StackedSelfAttentionEncoder(self, input_dim:int, hidden_dim:int, projection_dim:int, feedforward_hidden_dim:int, num_layers:int, num_attention_heads:int, use_positional_encoding:bool=True, dropout_prob:float=0.1, residual_dropout_prob:float=0.2, attention_dropout_prob:float=0.1) -> None

Implements a stacked self-attention encoder similar to the Transformer architecture in [Attention is all you Need] (

This encoder combines 3 layers in a 'block':

  1. A 2 layer FeedForward network.
  2. Multi-headed self attention, which uses 2 learnt linear projections to perform a dot-product similarity between every pair of elements scaled by the square root of the sequence length.
  3. Layer Normalisation.

These are then stacked into num_layers layers.

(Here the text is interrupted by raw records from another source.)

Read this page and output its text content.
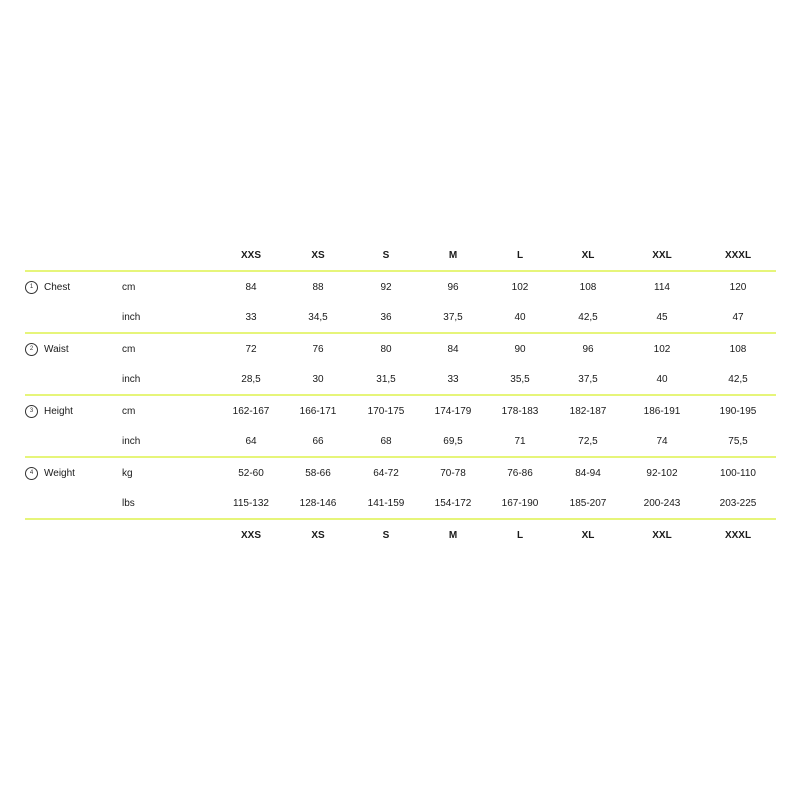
XXS	XS	S	M	L	XL	XXL	XXXL
1	Chest	cm	84	88	92	96	102	108	114	120
inch	33	34,5	36	37,5	40	42,5	45	47
2	Waist	cm	72	76	80	84	90	96	102	108
inch	28,5	30	31,5	33	35,5	37,5	40	42,5
3	Height	cm	162-167	166-171	170-175	174-179	178-183	182-187	186-191	190-195
inch	64	66	68	69,5	71	72,5	74	75,5
4	Weight	kg	52-60	58-66	64-72	70-78	76-86	84-94	92-102	100-110
lbs	115-132	128-146	141-159	154-172	167-190	185-207	200-243	203-225
XXS	XS	S	M	L	XL	XXL	XXXL
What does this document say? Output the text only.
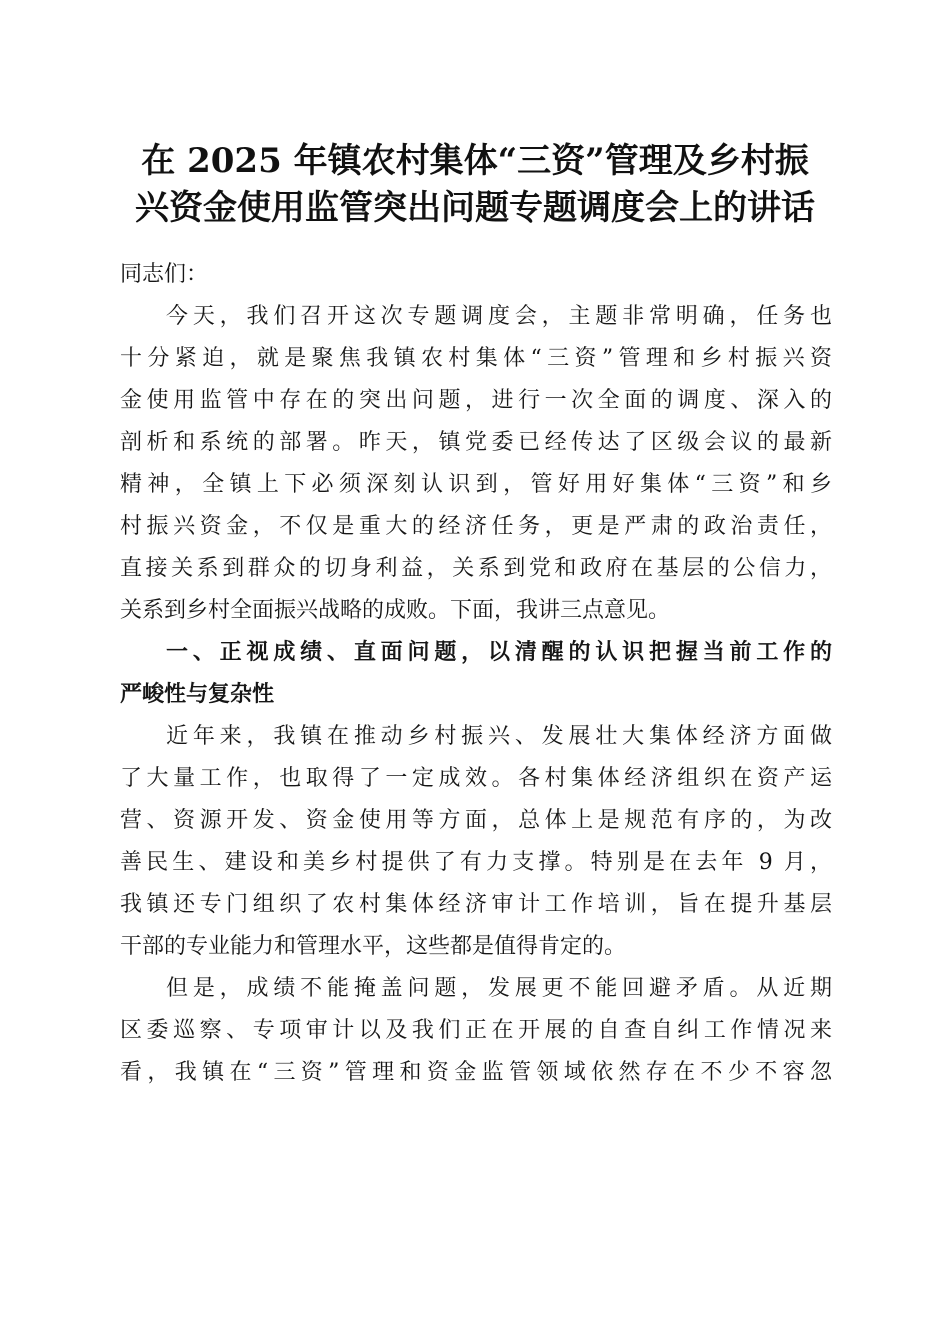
在 2025 年镇农村集体“三资”管理及乡村振
兴资金使用监管突出问题专题调度会上的讲话

同志们：

今天，我们召开这次专题调度会，主题非常明确，任务也
十分紧迫，就是聚焦我镇农村集体“三资”管理和乡村振兴资
金使用监管中存在的突出问题，进行一次全面的调度、深入的
剖析和系统的部署。昨天，镇党委已经传达了区级会议的最新
精神，全镇上下必须深刻认识到，管好用好集体“三资”和乡
村振兴资金，不仅是重大的经济任务，更是严肃的政治责任，
直接关系到群众的切身利益，关系到党和政府在基层的公信力，
关系到乡村全面振兴战略的成败。下面，我讲三点意见。

一、正视成绩、直面问题，以清醒的认识把握当前工作的
严峻性与复杂性

近年来，我镇在推动乡村振兴、发展壮大集体经济方面做
了大量工作，也取得了一定成效。各村集体经济组织在资产运
营、资源开发、资金使用等方面，总体上是规范有序的，为改
善民生、建设和美乡村提供了有力支撑。特别是在去年 9 月，
我镇还专门组织了农村集体经济审计工作培训，旨在提升基层
干部的专业能力和管理水平，这些都是值得肯定的。

但是，成绩不能掩盖问题，发展更不能回避矛盾。从近期
区委巡察、专项审计以及我们正在开展的自查自纠工作情况来
看，我镇在“三资”管理和资金监管领域依然存在不少不容忽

  • input_dim : int, required. The input dimension of the encoder.
  • hidden_dim : int, required. The hidden dimension used for the input to self attention layers and the output from the feedforward layers.
  • projection_dim : int, required. The dimension of the linear projections for the self-attention layers.
  • feedforward_hidden_dim : int, required. The middle dimension of the FeedForward network. The input and output dimensions are fixed to ensure sizes match up for the self attention layers.
  • num_layers : int, required. The number of stacked self attention -> feedfoward -> layer normalisation blocks.
  • num_attention_heads : int, required. The number of attention heads to use per layer.
  • use_positional_encoding : bool, optional, (default = True) Whether to add sinusoidal frequencies to the input tensor. This is strongly recommended, as without this feature, the self attention layers have no idea of absolute or relative position (as they are just computing pairwise similarity between vectors of elements), which can be important features for many tasks.
  • dropout_prob : float, optional, (default = 0.1) The dropout probability for the feedforward network.
  • residual_dropout_prob : float, optional, (default = 0.2) The dropout probability for the residual connections.
  • attention_dropout_prob : float, optional, (default = 0.1) The dropout probability for the attention distributions in each attention layer.


StackedSelfAttentionEncoder.get_input_dim(self) -> int

Returns the dimension of the vector input for each element in the sequence input to a Seq2SeqEncoder. This is not the shape of the input tensor, but the last element of that shape.


StackedSelfAttentionEncoder.get_output_dim(self) -> int

Returns the dimension of each vector in the sequence output by this Seq2SeqEncoder. This is not the shape of the returned tensor, but the last element of that shape.



Returns True if this encoder is bidirectional. If so, we assume the forward direction of the encoder is the first half of the final dimension, and the backward direction is the second half.


StackedSelfAttentionEncoder.forward(self, inputs:torch.Tensor, mask:torch.Tensor)

Defines the computation performed at every call.

Should be overridden by all subclasses.

.. note:: Although the recipe for forward pass needs to be defined within this function, one should call the :class:Module instance afterwards instead of this since the former takes care of running the registered hooks while the latter silently ignores them.